Contact: Don Reuter (919) 715-4112
Date: December 1, 1999
Marines Blow Up Dam to Improve Fish Habitat in Neuse River Basin
RALEIGH -- The 71-year-old Rains Mill Dam in Johnston County today fell to U.S. Marine explosives, opening spawning areas along the Little River to several fish species.
"This is an act of restoration and re-creation for our rivers. Today we demonstrate that North Carolina is setting a leadership pace for the entire 50-state Union," said U.S. Department of the Interior Secretary Bruce Babbitt, who helped give the order to blow up the dam. "This restoration movement began two years ago with removal of the Quaker Neck dam and continues today."
Rains Mill Dam was the third such dam in North Carolina to come down for environmental purposes in the past two years. Quaker Neck Dam on the Neuse River near Goldsboro, owned by CP&L, was turned over to the state by the utility for removal in December 1997. In 1998, the state also removed a small dam on the Little River behind Cherry Hospital. The Division of Water Resources of the N.C. Department of Environment and Natural Resources (DENR) has been the lead agency in planning the removal of all three dams.
"These three projects have opened about 1,100 stream miles in the Neuse River and its tributaries for spawning and will lead to a substantial increase in our fish populations over the next decade," Bill Holman, secretary of DENR, said. "This is a great day for our fisheries and a great day for the Neuse River."
The 250-foot wide cement Rains Mill Dam, located at the bridge on N.C. Highway 1002 near Princeton, was built in 1928 by local farmer J.W. Baker to support a gristmill built at the edge of the dam.

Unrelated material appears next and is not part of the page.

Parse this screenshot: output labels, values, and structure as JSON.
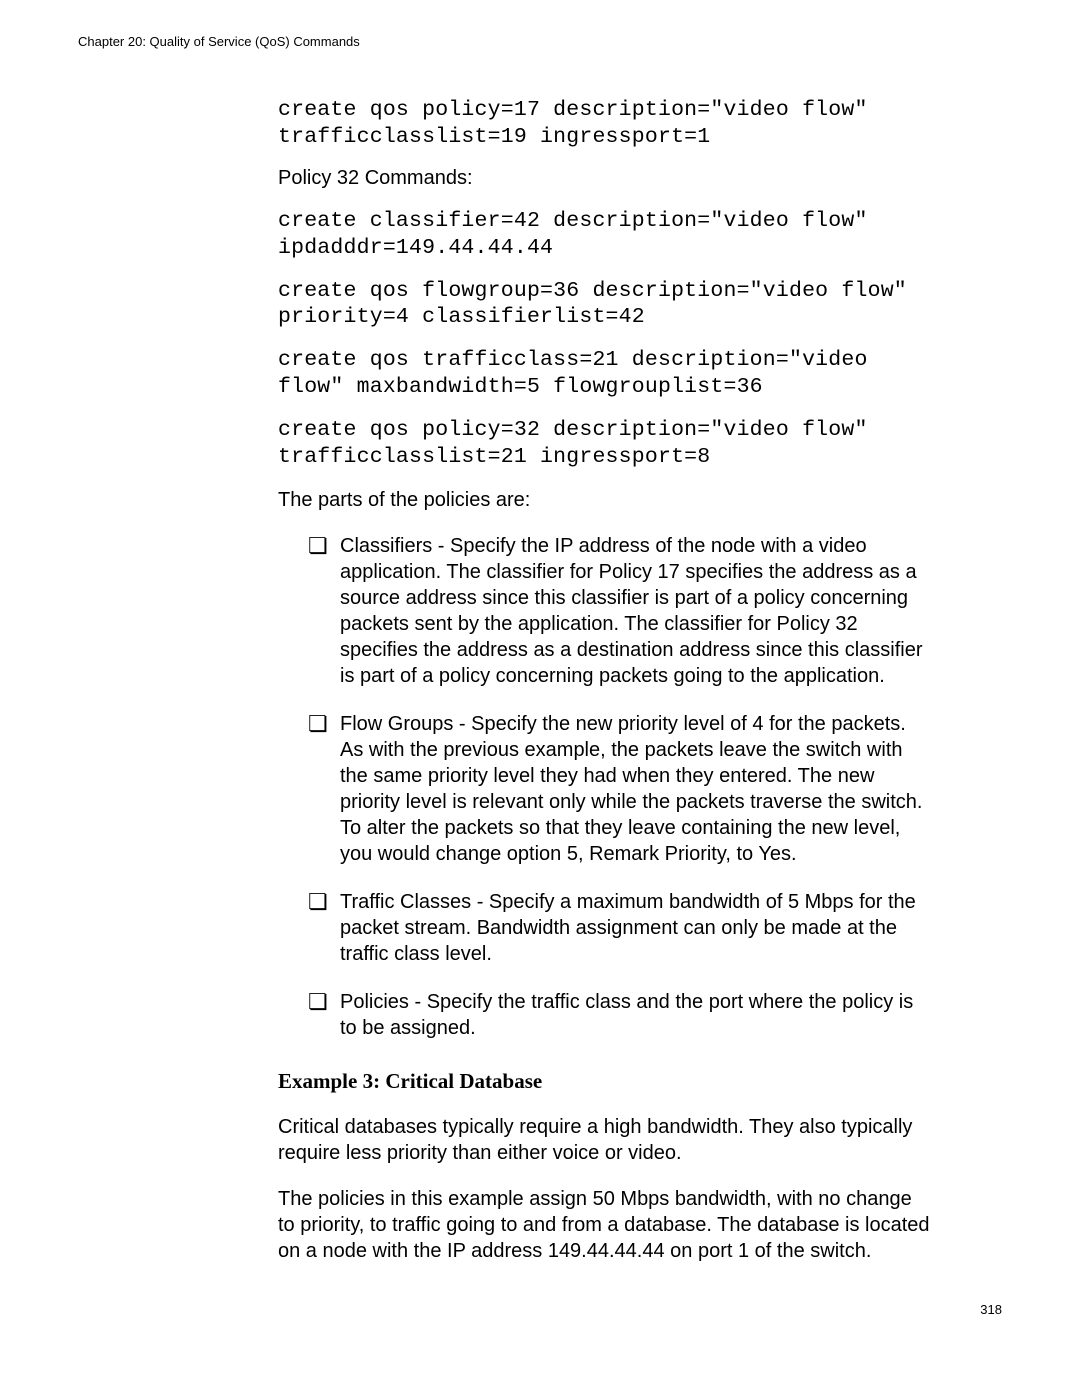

The Rains Mill Dam project has involved participants from DENR and the Coastal America Partnership that includes the U.S. Army Corps of Engineers, the U.S. Fish & Wildlife Service and the U.S. Fish & Wildlife Foundation. DENR negotiated a $67,000 contract with R&W Construction Co. of Jacksonville to clear debris from the dam after a team of Marines used explosives to reduce the 12-foot high dam to rubble as part of a training exercise.
State officials said the removal of the dam was thoroughly reviewed and will not cause environmental damage or increase flooding and will actually lower flood levels upstream of the dam.
The dam's removal, according to Mike Wicker of the U.S. Fish & Wildlife Service, "opens 49 more miles of Little River streams and tributaries as spawning areas for anadromous fish (American shad, hickory shad, short-nosed sturgeon, striped bass, and alewhites). Removal of the Rains Mill Dam also offers much needed protection to tar spiny mussels and dwarf-wedge mussels."